Is it safe for me to exercise while I’m pregnant?

  • First, to know if it is safe for you to exercise during pregnancy, talk to your healthcare provider. That being said, for most pregnant women, it is safe and healthy for them to exercise. 

 

How much exercise do I need?

  • Healthy pregnant women need about two and a half hours of moderately intense activity every week. That means activity that’s enough to make you sweat and increase your heart rate. Remember, don’t overwork yourself.

 

  • You don’t have to do all two and a half hours at once, you can break it into 30-minute blocks or even 10 minutes, 3 times a day. Whatever works for you.
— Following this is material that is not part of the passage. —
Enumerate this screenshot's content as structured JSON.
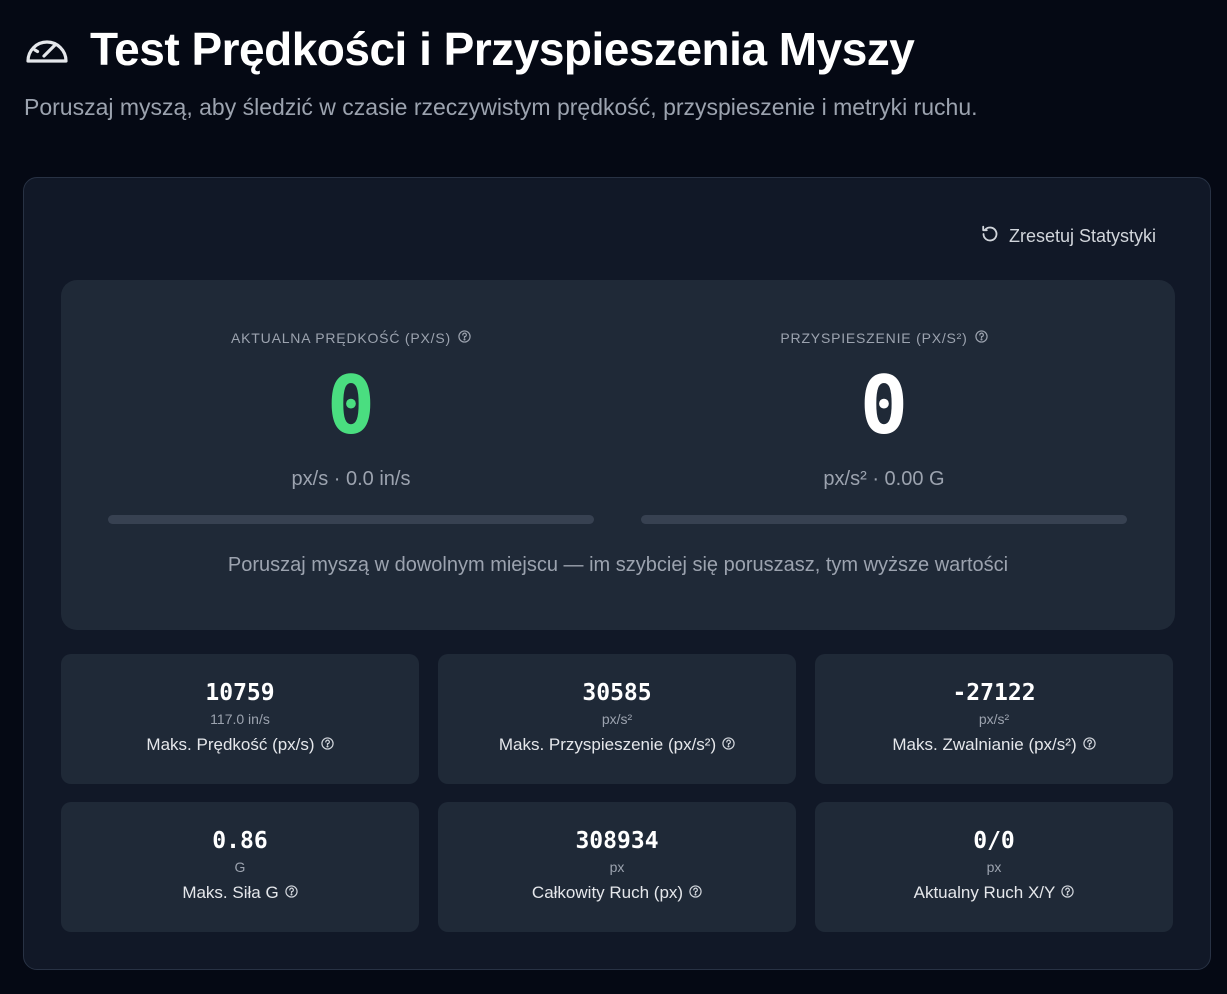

What do I gain from exercising while pregnant?

  • Physical activity while pregnant helps keep your mind and body healthy. It makes your heart and lungs strong, helps you gain the right amount of weight, helps ease the common pregnancy discomforts and even helps you sleep better.

 

What activities are safe while I’m pregnant?

  • If you are already exercising before you get pregnant, you can continue with many of the activities as long as you clear it first with your doctor. As the pregnancy progresses, you may need to ease up on some activities. 
  • You can take a brisk walk once a day. This doesn’t strain your joints and muscles and it’s a great way to start if you are new to exercise.
  • Swimming is also a great idea. The water supports the weight of your child in the belly and it can help ease lower back pain.
  • Riding a stationary bike is a good addition. It is safer than riding a regular bike and you can continue with it even as your belly grows. 

 

These are just a few tips for working out while pregnant. Remember to always ask your doctor before you begin as some conditions will not allow you to work out while pregnant. Also, don’t engage in any activity that has a lot of jerky bouncy movement that can cause you to fall, any sport where you may get hit on the belly or any high altitude activities.